Generally, optimal k-anonymity is NP-hard and not easy to be evaluated [12]. In practice for k to be a small constant around 5 or 6, gives positive results [1]. In flexible k-anonymity, defining the k value is done intuitively by estimating the occurrences of similar or approximate records of the non-sparse attribute, whereas k of sparse KS represents portion of this predefined k value, defined by sparse data proportion of the whole dataset. Semantic ontology provides the complementary of k by unifying the sparse data under the most common criterion name. For instance, assume that k = 6 mobiles and sparse probability P(s) = 50 %, the KS value will be 6 × 0.5 = 3. This means that we should have at least 3 similar mobiles of the 6-blocks to satisfy the flexible k-anonymity. The remaining three sparse records are semantically altered into the most common criterion such as “mobile model name”, e.g. the three mobile names might be turned into as “android mobile” or “Chinese mobile”. Flexible k-anonymity usage, can be extended to enhance some non-sparse attribute like location, e.g. it can be used to distinguish between low, medium and high area density, then assign different k value for each class. Accordingly, a user with Samsung S6 could be generalized to Samsung mobile in a low area density but when moving to high area density, generalization could not be applied on same model’s group that satisfy the k-anonymity. As a result of introducing flexible k-anonymity, we are going to have more accurate anonymized data, with a high level of privacy.

6 Conclusion

In this paper we showed that in order to achieve data anonymization, applying k-anonymity enhancements such as l-diversity, t-closeness and others, could be impractical for datasets holding spatio-temporal information of individuals and which do not contain any sensitive attributes, such as the Comiqual dataset. For such datasets, simply removing the identifiers of individuals or replacing them by a pseudonym does not protect their privacy from inference attacks. In this paper we demonstrated the need for a sanitization process, which should introduce a level of protection at both the internal and the external levels. Future work will detail a new anonymization algorithm to be applied at the internal level when data is at rest, based on hashing the PID, as well as the addition of noise, because deletion of sensible data is not always permitted, as in the case of the Comiqual dataset.
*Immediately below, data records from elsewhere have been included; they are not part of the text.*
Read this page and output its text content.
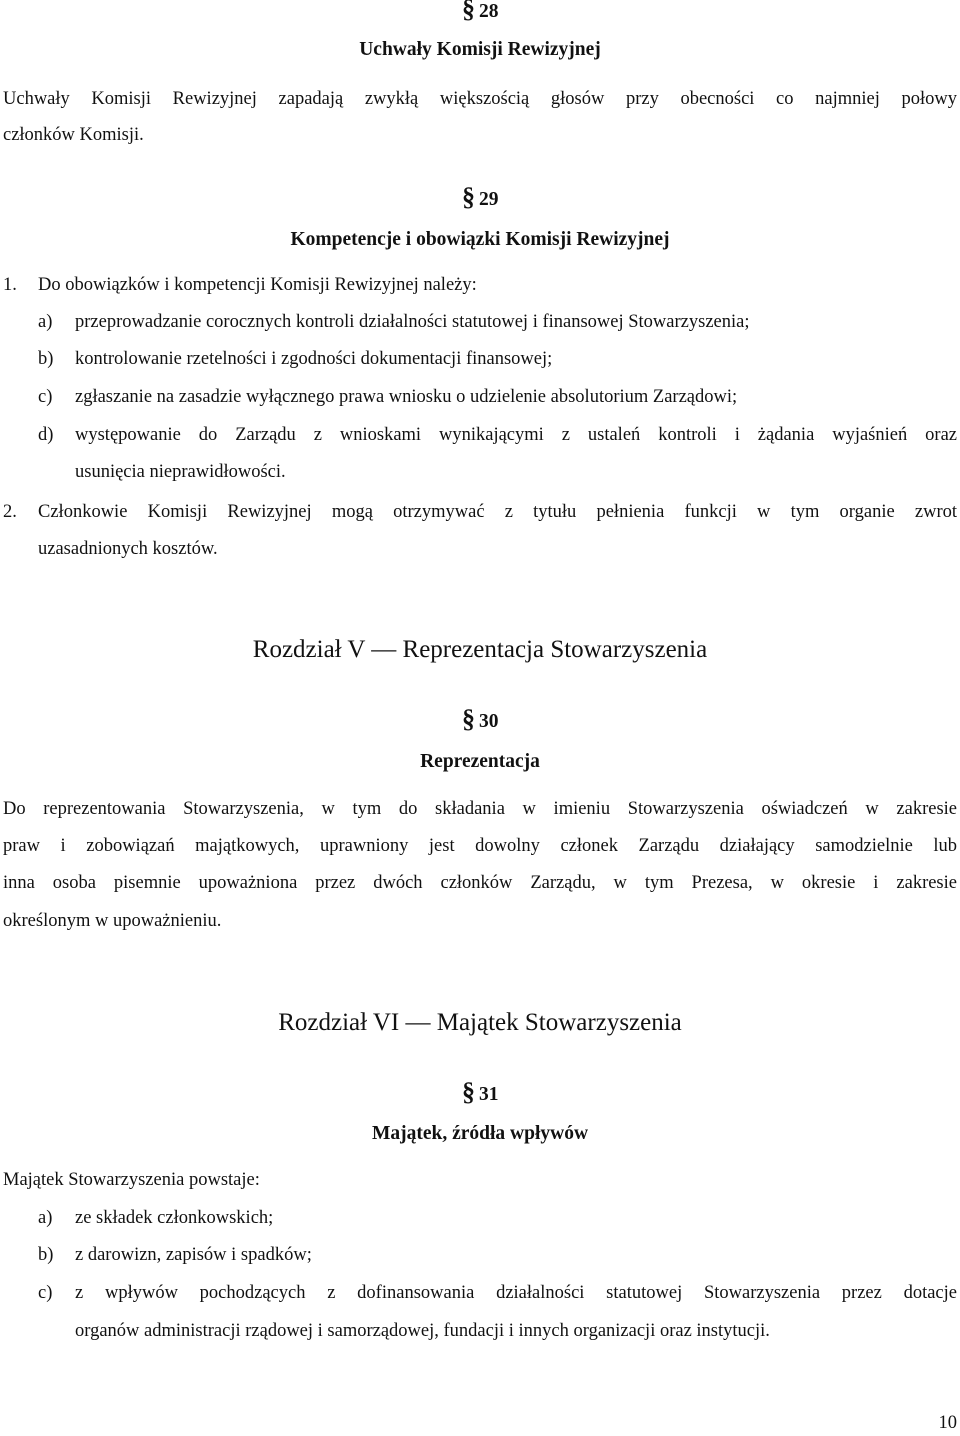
§ 28
Uchwały Komisji Rewizyjnej
Uchwały Komisji Rewizyjnej zapadają zwykłą większością głosów przy obecności co najmniej połowy
członków Komisji.
§ 29
Kompetencje i obowiązki Komisji Rewizyjnej
1. Do obowiązków i kompetencji Komisji Rewizyjnej należy:
a) przeprowadzanie corocznych kontroli działalności statutowej i finansowej Stowarzyszenia;
b) kontrolowanie rzetelności i zgodności dokumentacji finansowej;
c) zgłaszanie na zasadzie wyłącznego prawa wniosku o udzielenie absolutorium Zarządowi;
d) występowanie do Zarządu z wnioskami wynikającymi z ustaleń kontroli i żądania wyjaśnień oraz
usunięcia nieprawidłowości.
2. Członkowie Komisji Rewizyjnej mogą otrzymywać z tytułu pełnienia funkcji w tym organie zwrot
uzasadnionych kosztów.
Rozdział V — Reprezentacja Stowarzyszenia
§ 30
Reprezentacja
Do reprezentowania Stowarzyszenia, w tym do składania w imieniu Stowarzyszenia oświadczeń w zakresie
praw i zobowiązań majątkowych, uprawniony jest dowolny członek Zarządu działający samodzielnie lub
inna osoba pisemnie upoważniona przez dwóch członków Zarządu, w tym Prezesa, w okresie i zakresie
określonym w upoważnieniu.
Rozdział VI — Majątek Stowarzyszenia
§ 31
Majątek, źródła wpływów
Majątek Stowarzyszenia powstaje:
a) ze składek członkowskich;
b) z darowizn, zapisów i spadków;
c) z wpływów pochodzących z dofinansowania działalności statutowej Stowarzyszenia przez dotacje
organów administracji rządowej i samorządowej, fundacji i innych organizacji oraz instytucji.
10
For the external level, we proposed the flexible k-anonymity for the second use of data, to fight counter sparse data when constructing k-block, by using semantic ontology system that infers the common criteria for the sparse data.

As for future work, we would also like to extend our study to investigate how the continuous flow of data affects the proposed sanitization process and how the arrival of new collected entries can be synchronized with the anonymized data without affecting the efficiency of the process.